On the more emotional moments it's hard not to think of Something Corporate and there are definitely sections - 'Defector' for instance - where fans of Kids In Glass Houses would raise a plucked eyebrow. There are times when the sounds could be coming from the highly stylised mouths of a boy band, and I say that not disparagingly but with the realisation that some of these songs have mammoth breakout potential. Jesus, on songs like 'Silently Screaming' you can almost taste the salt of teen girl tears.

 

And while I'm sure that the band's gigs will resemble the patronage of the Just Seventeen problem page, there is enough rock spattered throughout the album to satisfy the most ardent of melodic rock fans. I've already mentioned Simple Plan - 'High', 'Truth Hurts' and the album's title track will have you thinking of the Canadian pop punkers - but there are a couple of, dare I say it, ancient (!) bands that keep forcing their way into my thoughts when listening to the album; Gun are one, listen to 'All Of You' and opening track 'Cooking In The Kitchen' and you should understand my thinking, but the other are long-lost (and wholly underrated) LA alt rockers School Of Fish. It's hard to believe that that great, self-titled School Of Fish album is now twenty years old, maybe harder to believe that it is over a decade since frontman Josh Clayton-Felt was cruelly taken from us, but I can't help but think of that late, great band when I hear songs here like 'Mercenary Man'.

 

...and that would normally be enough, mention of those bands alone would see me revisiting this album but, and this is key, I keep coming back because every day - seriously - since first hearing this album, the mystery song in my head has always been by The Crave.
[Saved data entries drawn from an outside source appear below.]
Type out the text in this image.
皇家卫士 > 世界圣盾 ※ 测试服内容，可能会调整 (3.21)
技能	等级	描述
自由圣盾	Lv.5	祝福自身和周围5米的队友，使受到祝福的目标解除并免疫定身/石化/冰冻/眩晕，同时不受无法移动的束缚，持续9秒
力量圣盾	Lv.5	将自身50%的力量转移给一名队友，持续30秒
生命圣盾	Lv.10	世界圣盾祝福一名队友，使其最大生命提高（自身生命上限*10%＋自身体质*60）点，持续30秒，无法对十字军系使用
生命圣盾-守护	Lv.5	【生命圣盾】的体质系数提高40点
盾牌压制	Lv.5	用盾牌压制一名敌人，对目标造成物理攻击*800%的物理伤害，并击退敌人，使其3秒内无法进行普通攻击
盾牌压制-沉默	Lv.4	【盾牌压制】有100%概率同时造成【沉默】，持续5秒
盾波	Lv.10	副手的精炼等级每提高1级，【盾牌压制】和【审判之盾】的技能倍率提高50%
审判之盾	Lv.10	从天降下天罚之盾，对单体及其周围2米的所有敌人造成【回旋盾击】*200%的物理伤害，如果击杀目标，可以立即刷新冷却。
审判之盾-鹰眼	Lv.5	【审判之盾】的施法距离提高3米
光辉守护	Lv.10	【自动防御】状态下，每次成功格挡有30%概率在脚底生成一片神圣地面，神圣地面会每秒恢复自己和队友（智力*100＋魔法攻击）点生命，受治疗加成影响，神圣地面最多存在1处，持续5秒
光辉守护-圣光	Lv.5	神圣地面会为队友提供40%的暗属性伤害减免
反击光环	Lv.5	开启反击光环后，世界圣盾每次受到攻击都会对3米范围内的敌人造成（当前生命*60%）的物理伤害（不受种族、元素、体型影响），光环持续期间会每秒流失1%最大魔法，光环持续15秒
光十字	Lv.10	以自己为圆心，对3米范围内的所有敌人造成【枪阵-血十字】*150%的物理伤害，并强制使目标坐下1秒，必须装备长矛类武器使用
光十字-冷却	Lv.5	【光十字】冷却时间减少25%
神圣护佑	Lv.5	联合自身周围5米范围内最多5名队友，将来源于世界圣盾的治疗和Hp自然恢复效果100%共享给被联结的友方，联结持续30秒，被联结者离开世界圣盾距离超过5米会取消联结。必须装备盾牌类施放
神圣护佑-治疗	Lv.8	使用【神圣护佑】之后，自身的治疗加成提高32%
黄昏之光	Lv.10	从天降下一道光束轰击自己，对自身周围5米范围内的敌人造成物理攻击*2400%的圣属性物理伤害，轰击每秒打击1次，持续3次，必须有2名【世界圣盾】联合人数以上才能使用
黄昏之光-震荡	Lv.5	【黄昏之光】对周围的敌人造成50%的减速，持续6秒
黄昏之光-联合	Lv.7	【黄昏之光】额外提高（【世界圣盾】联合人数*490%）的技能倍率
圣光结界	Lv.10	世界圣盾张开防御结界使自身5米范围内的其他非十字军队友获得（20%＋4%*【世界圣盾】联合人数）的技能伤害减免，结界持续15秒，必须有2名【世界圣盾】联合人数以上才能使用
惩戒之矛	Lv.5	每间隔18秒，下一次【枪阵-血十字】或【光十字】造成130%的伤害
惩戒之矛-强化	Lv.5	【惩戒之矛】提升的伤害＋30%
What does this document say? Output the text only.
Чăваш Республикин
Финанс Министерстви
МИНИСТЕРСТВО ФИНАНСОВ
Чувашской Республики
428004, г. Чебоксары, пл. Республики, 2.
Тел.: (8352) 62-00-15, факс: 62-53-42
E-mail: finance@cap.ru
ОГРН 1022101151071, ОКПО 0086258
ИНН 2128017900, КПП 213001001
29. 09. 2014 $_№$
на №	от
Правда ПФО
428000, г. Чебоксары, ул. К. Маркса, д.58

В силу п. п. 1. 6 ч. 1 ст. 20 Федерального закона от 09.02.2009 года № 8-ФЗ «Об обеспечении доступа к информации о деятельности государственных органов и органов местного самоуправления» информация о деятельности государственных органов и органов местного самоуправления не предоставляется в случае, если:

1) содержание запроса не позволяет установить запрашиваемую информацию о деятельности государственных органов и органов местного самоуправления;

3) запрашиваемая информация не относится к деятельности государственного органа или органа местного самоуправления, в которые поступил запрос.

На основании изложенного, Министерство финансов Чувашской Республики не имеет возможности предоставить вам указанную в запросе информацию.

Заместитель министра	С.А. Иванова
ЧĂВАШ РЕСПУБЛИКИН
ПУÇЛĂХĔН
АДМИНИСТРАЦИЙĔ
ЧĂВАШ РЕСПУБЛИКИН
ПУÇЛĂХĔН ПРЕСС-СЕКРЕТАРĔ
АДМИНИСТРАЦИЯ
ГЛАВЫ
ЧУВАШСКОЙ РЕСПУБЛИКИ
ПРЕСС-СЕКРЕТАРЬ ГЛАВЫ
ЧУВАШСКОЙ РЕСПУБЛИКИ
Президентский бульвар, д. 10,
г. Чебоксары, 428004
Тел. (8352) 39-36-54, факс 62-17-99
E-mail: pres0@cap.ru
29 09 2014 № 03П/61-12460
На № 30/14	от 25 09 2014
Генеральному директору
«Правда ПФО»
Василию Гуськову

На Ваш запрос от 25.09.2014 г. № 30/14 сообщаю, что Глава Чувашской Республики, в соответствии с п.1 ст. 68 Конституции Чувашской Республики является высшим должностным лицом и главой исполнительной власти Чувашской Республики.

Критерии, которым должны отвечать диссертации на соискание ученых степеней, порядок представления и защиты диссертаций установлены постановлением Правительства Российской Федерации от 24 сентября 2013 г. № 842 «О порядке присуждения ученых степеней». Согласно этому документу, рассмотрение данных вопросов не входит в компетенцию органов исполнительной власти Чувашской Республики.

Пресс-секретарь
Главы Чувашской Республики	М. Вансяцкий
There are thirteen of the catchy bastards swimming around in my head and I just can't get them out. How long this will last before I want to track down each band member and mercilessly slaughter them is debatable. But until that breaking point I will keep coming back to this record and, given the chance to discover it, I am convinced that legions of other people would do the same.

 

'Breaking The Silence', available directly from the band now before a full release thisapproved_image_lrg Spring, may be a little too lightweight for some rock fans but if you live for big hooks, tearjerking ballads, whoah-ohs, simply effective riffs and sugar-coated future pop rock classics then this is the album for you. Recommended.